Another problem is the locality of the data, which becomes obvious for memory band-width bound problems: The modern caches work well for if data processed linearly one consecutive memory address after another. This is true for looping over std::vector<> (or array.array), but not for looping over python lists, because this list consists of pointers which can point to any place in the memory.

Consider the following python scripts:

#list.py
N=int(1e7)
lst=[0]*int(N)
for i in range(N):
  lst[i]=i
print(sum(lst)) 

and

#byte
N=int(1e7)
b=bytearray(8*N)
m=memoryview(b).cast('L') #reinterpret as an array of unsigned longs
for i in range(N):
  m[i]=i
print(sum(m))

they both create 1e7 integers, the first version Python-integers and the second the lowly c-ints which are placed continuously in the memory.

The interesting part is, how many cache misses (D) these scripts produce:

valgrind --tool=cachegrind python list.py 
...
D1  misses:        33,964,276  (   27,473,138 rd   +     6,491,138 wr)

versus

valgrind --tool=cachegrind python bytearray.py 
...
D1  misses:         4,796,626  (    2,140,357 rd   +     2,656,269 wr)

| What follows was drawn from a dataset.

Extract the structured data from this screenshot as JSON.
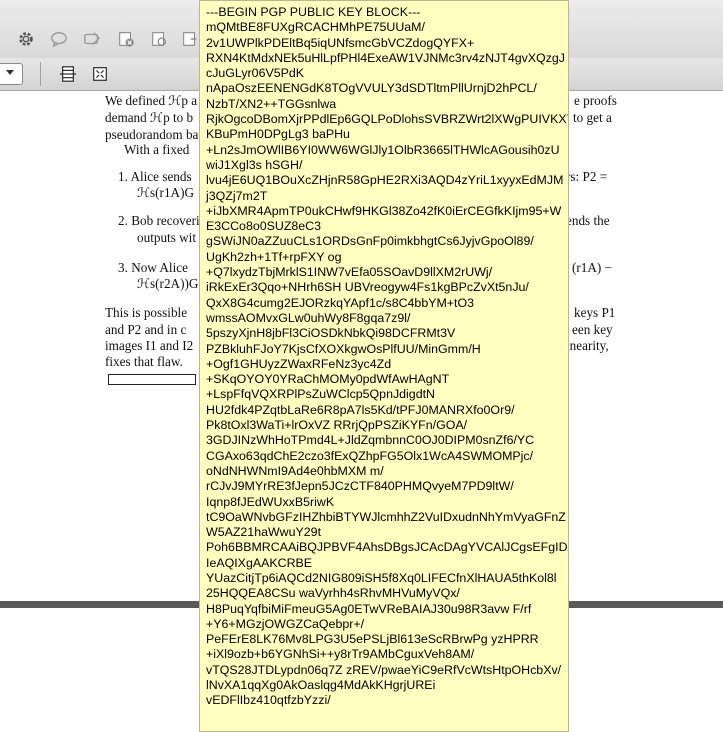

That means 8 time more cache misses for the python-integers. Some part of it is due to the fact, that python integers need more than 8 bytes (probably 32bytes, i.e. factor 4) memory and (maybe, not 100% sure, because neighboring integers are created after each other, so the chances are high, they are stored after each other somewhere in memory, further investigation needed) some due to the fact, that they aren't aligned in memory as it is the case for c-integers of bytearray.